These pictures are from a ride I was taking regularly for a number of months. Just north of San Rafael, at the end of Smith Ranch Road is McInnis Park. Along the south side of the park next to the golf course one can gain access to a system of trails on top of the levees. These levees extend well out into wetlands that run along San Pablo Bay. Continuing north, riding on the levees, I was able to find passage up to the area east of Hamilton Air Base. I discovered that there are a couple tire tracks off one of the old airfields that leads out into farm land. Taking this well-hidden route I was able to continue as far north as Bel Marin Keys. These photos are from the abandoned buildings and facilities in that area.
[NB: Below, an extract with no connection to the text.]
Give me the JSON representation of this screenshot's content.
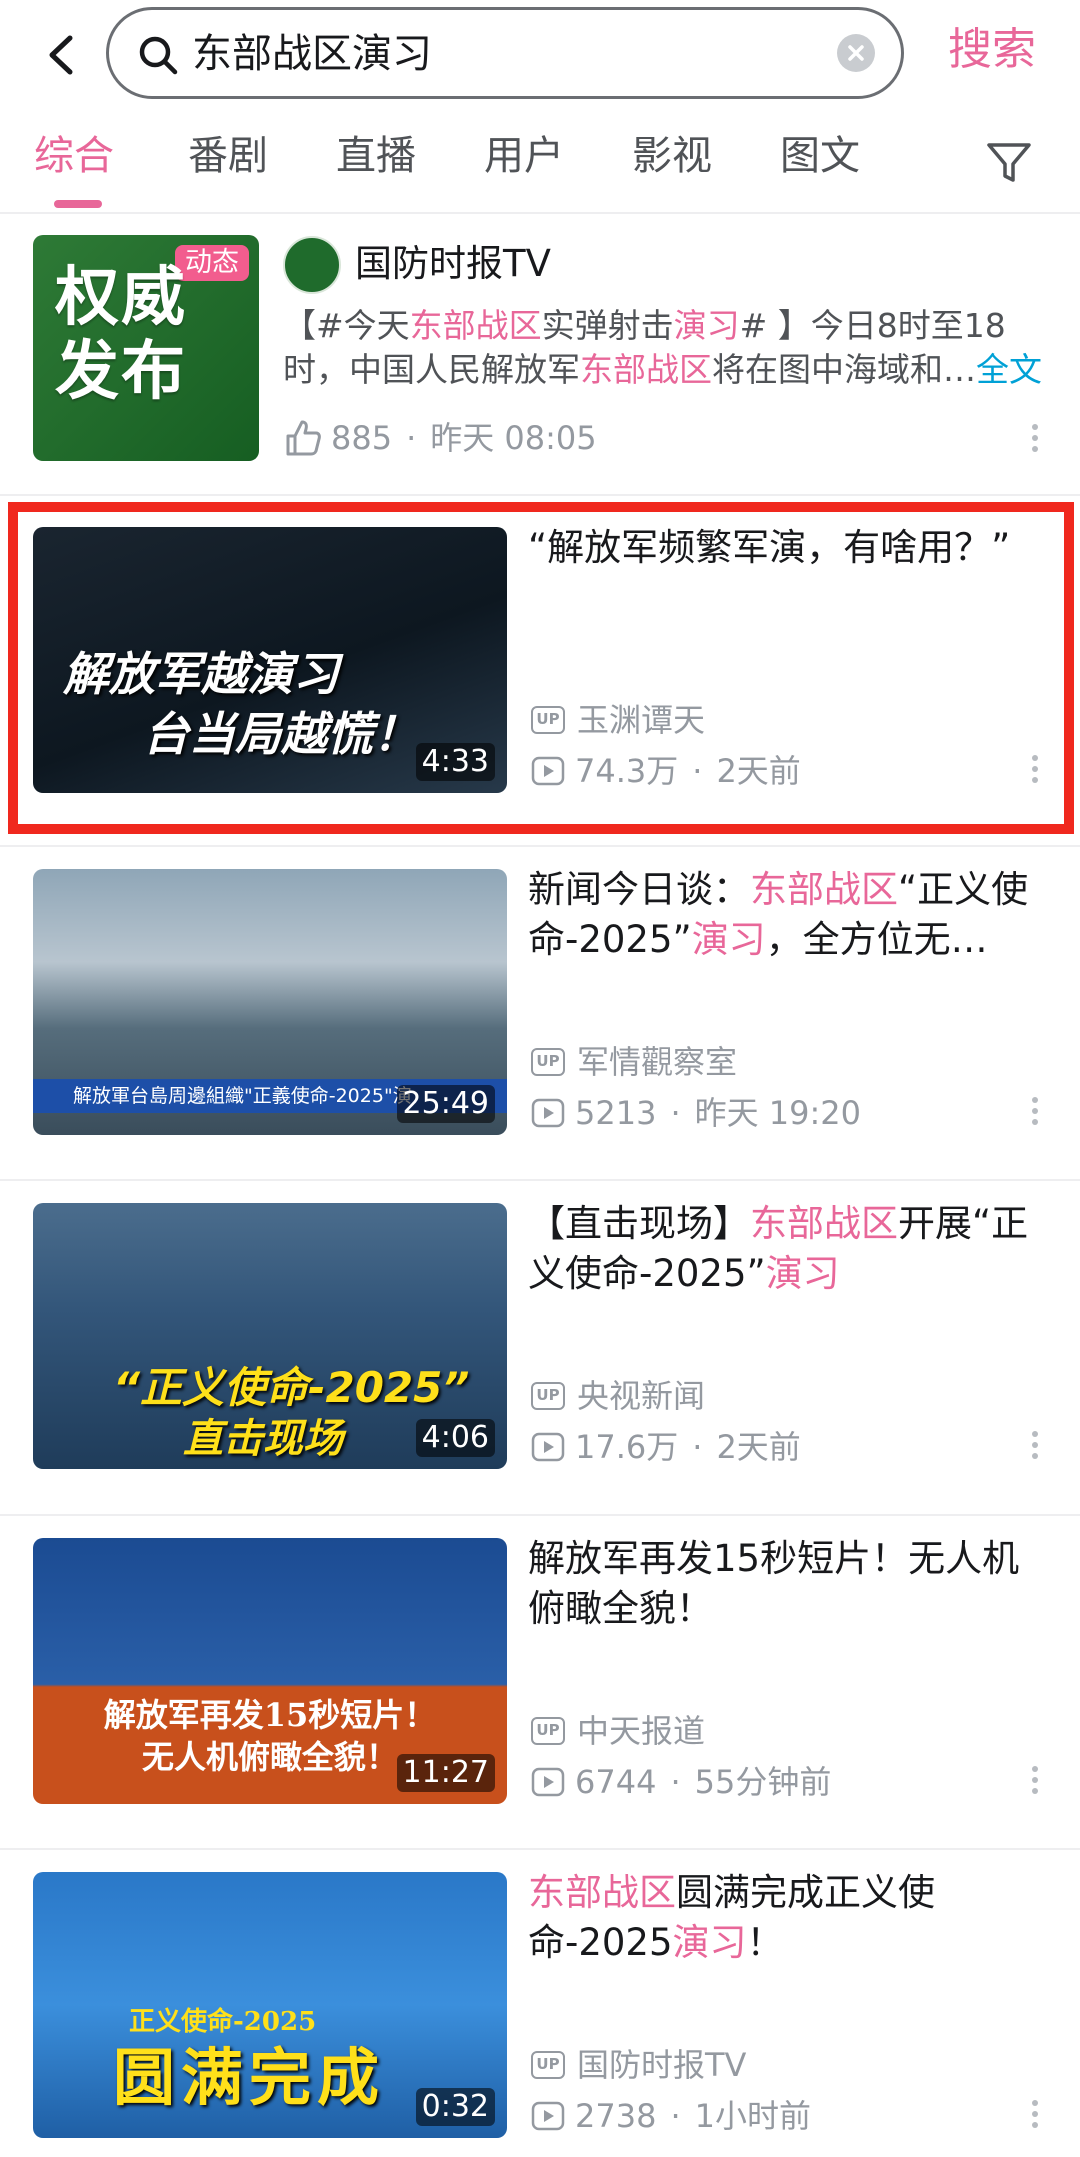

The tower is part of a WWII era shooting range. The ditch with the target pulleys still exists as well. The lights and the walkways are part of the system of approach lights used for the runways of the old air base. The gear apparatus was used for hauling watercraft up onto a dock. The close-ups of the paint are just close-ups of some paint on the dock area.

Much of the ride has an eerily beautiful emptiness. Normally I see very few people, if any. The views of the surrounding hills and mountains are unique. Lots of wildlife; jack rabbits, hawks, snakes. It's interesting to note the resiliency of ecosystems as they are steadily swallowing the massive amounts of pavement that once were airfield runways.
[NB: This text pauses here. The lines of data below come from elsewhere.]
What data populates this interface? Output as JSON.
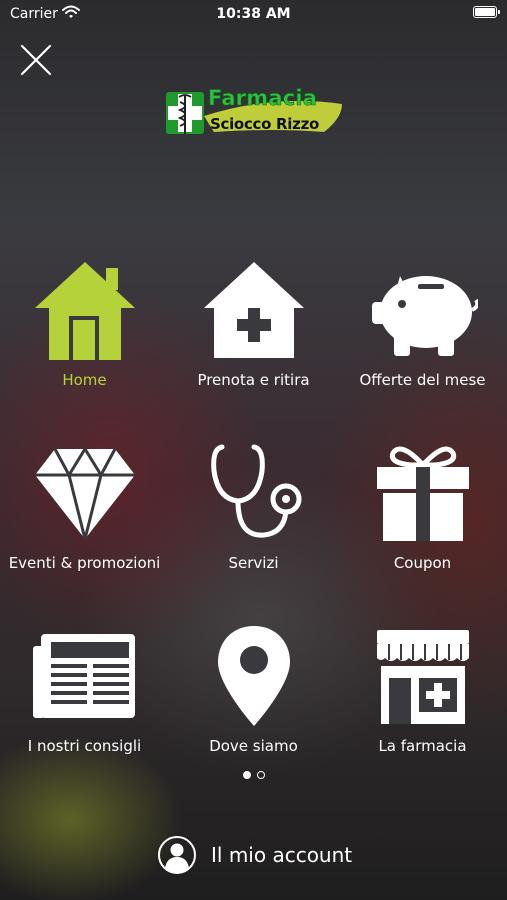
{
  "status_bar": {
    "carrier": "Carrier",
    "time": "10:38 AM",
    "icons": [
      "wifi-icon",
      "battery-icon"
    ]
  },
  "header": {
    "close_icon": "close-icon",
    "logo": {
      "line1": "Farmacia",
      "line2": "Sciocco Rizzo",
      "colors": {
        "green": "#2fbf3f",
        "yellow_swoosh": "#c7d63a"
      }
    }
  },
  "menu": {
    "page": 1,
    "pages_total": 2,
    "items": [
      {
        "label": "Home",
        "icon": "home-icon",
        "active": true
      },
      {
        "label": "Prenota e ritira",
        "icon": "pharmacy-house-icon",
        "active": false
      },
      {
        "label": "Offerte del mese",
        "icon": "piggy-bank-icon",
        "active": false
      },
      {
        "label": "Eventi & promozioni",
        "icon": "diamond-icon",
        "active": false
      },
      {
        "label": "Servizi",
        "icon": "stethoscope-icon",
        "active": false
      },
      {
        "label": "Coupon",
        "icon": "gift-icon",
        "active": false
      },
      {
        "label": "I nostri consigli",
        "icon": "newspaper-icon",
        "active": false
      },
      {
        "label": "Dove siamo",
        "icon": "map-pin-icon",
        "active": false
      },
      {
        "label": "La farmacia",
        "icon": "storefront-icon",
        "active": false
      }
    ]
  },
  "footer": {
    "account_label": "Il mio account",
    "account_icon": "user-icon"
  },
  "colors": {
    "active": "#b5d23a",
    "text": "#ffffff"
  }
}
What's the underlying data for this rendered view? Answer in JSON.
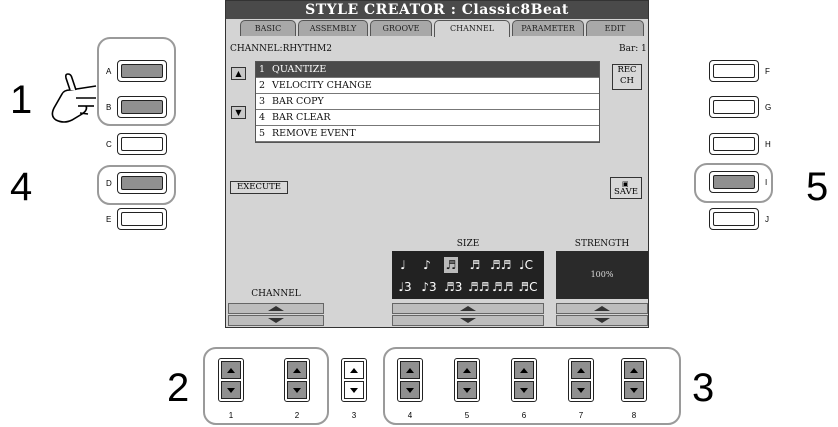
{
  "screen": {
    "title": "STYLE CREATOR : Classic8Beat",
    "tabs": [
      "BASIC",
      "ASSEMBLY",
      "GROOVE",
      "CHANNEL",
      "PARAMETER",
      "EDIT"
    ],
    "active_tab": "CHANNEL",
    "channel_label": "CHANNEL:RHYTHM2",
    "bar_label": "Bar:",
    "bar_value": "1",
    "menu": [
      {
        "num": "1",
        "label": "QUANTIZE",
        "selected": true
      },
      {
        "num": "2",
        "label": "VELOCITY CHANGE",
        "selected": false
      },
      {
        "num": "3",
        "label": "BAR COPY",
        "selected": false
      },
      {
        "num": "4",
        "label": "BAR CLEAR",
        "selected": false
      },
      {
        "num": "5",
        "label": "REMOVE EVENT",
        "selected": false
      }
    ],
    "rec_ch_label": "REC\nCH",
    "execute_label": "EXECUTE",
    "save_label": "SAVE",
    "size_label": "SIZE",
    "strength_label": "STRENGTH",
    "strength_value": "100%",
    "channel_bottom_label": "CHANNEL",
    "size_notes_row1": [
      "♩",
      "♪",
      "♬",
      "♬",
      "♬♬",
      "♩C"
    ],
    "size_notes_row2": [
      "♩3",
      "♪3",
      "♬3",
      "♬♬",
      "♬♬",
      "♬C"
    ]
  },
  "left_buttons": [
    {
      "letter": "A",
      "pressed": true
    },
    {
      "letter": "B",
      "pressed": true
    },
    {
      "letter": "C",
      "pressed": false
    },
    {
      "letter": "D",
      "pressed": true
    },
    {
      "letter": "E",
      "pressed": false
    }
  ],
  "right_buttons": [
    {
      "letter": "F",
      "pressed": false
    },
    {
      "letter": "G",
      "pressed": false
    },
    {
      "letter": "H",
      "pressed": false
    },
    {
      "letter": "I",
      "pressed": true
    },
    {
      "letter": "J",
      "pressed": false
    }
  ],
  "bottom_buttons": [
    "1",
    "2",
    "3",
    "4",
    "5",
    "6",
    "7",
    "8"
  ],
  "step_labels": {
    "s1": "1",
    "s2": "2",
    "s3": "3",
    "s4": "4",
    "s5": "5"
  },
  "colors": {
    "screen_bg": "#d4d4d4",
    "title_bg": "#4a4a4a",
    "pressed": "#909090",
    "ring": "#9a9a9a"
  }
}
Update, Summer 2005: With restoration of the wetlands underway, the access has become, technically, limited. It seems that there is no longer a way through to Bel Marin Keys and in a perhaps misguided altruism, the old airfield runways are being excavated to be returned to wetlands. Yes, it's good to restore the wetlands, but just as compelling is the inexorable return to a wild state that has been taking place on its own. As plant and animal life swallow the old paved areas, the processes of a resilient ecosystem are, it seems, as edifying and as valuable for study as the more aggressive chosen form of dig-and-build nature. It might have been an approach of more interest and economically more viable in that a let-nature-do-what-it-will means we essentially step back and allow it to happen. I would like to have seen at least part of the area left on its own to "unimprove" itself and return to a natural state over time. I am glad that I was able to record on film some of the old structures of the airfield's life before it got "fixed". Most of the dock area with the gear apparatus has been removed already.

Update, November 24, 2006: Restoration of the wetlands continues, but I was glad to see that some of the artefatcs remain. The shooting range tower and target ditch are still there. They have also cleared a road over top of another levee so that once again it's possible to make it the whole way to Bel Marin Keys. The road as of today was very rough and slow, but it was in an area I hadn't ridden along the extreme eastern levee close to the bay. I wish there was a way over the channel that connects Bel Marin to the bay so that I could get all the way over to Rte. 37 via the back way.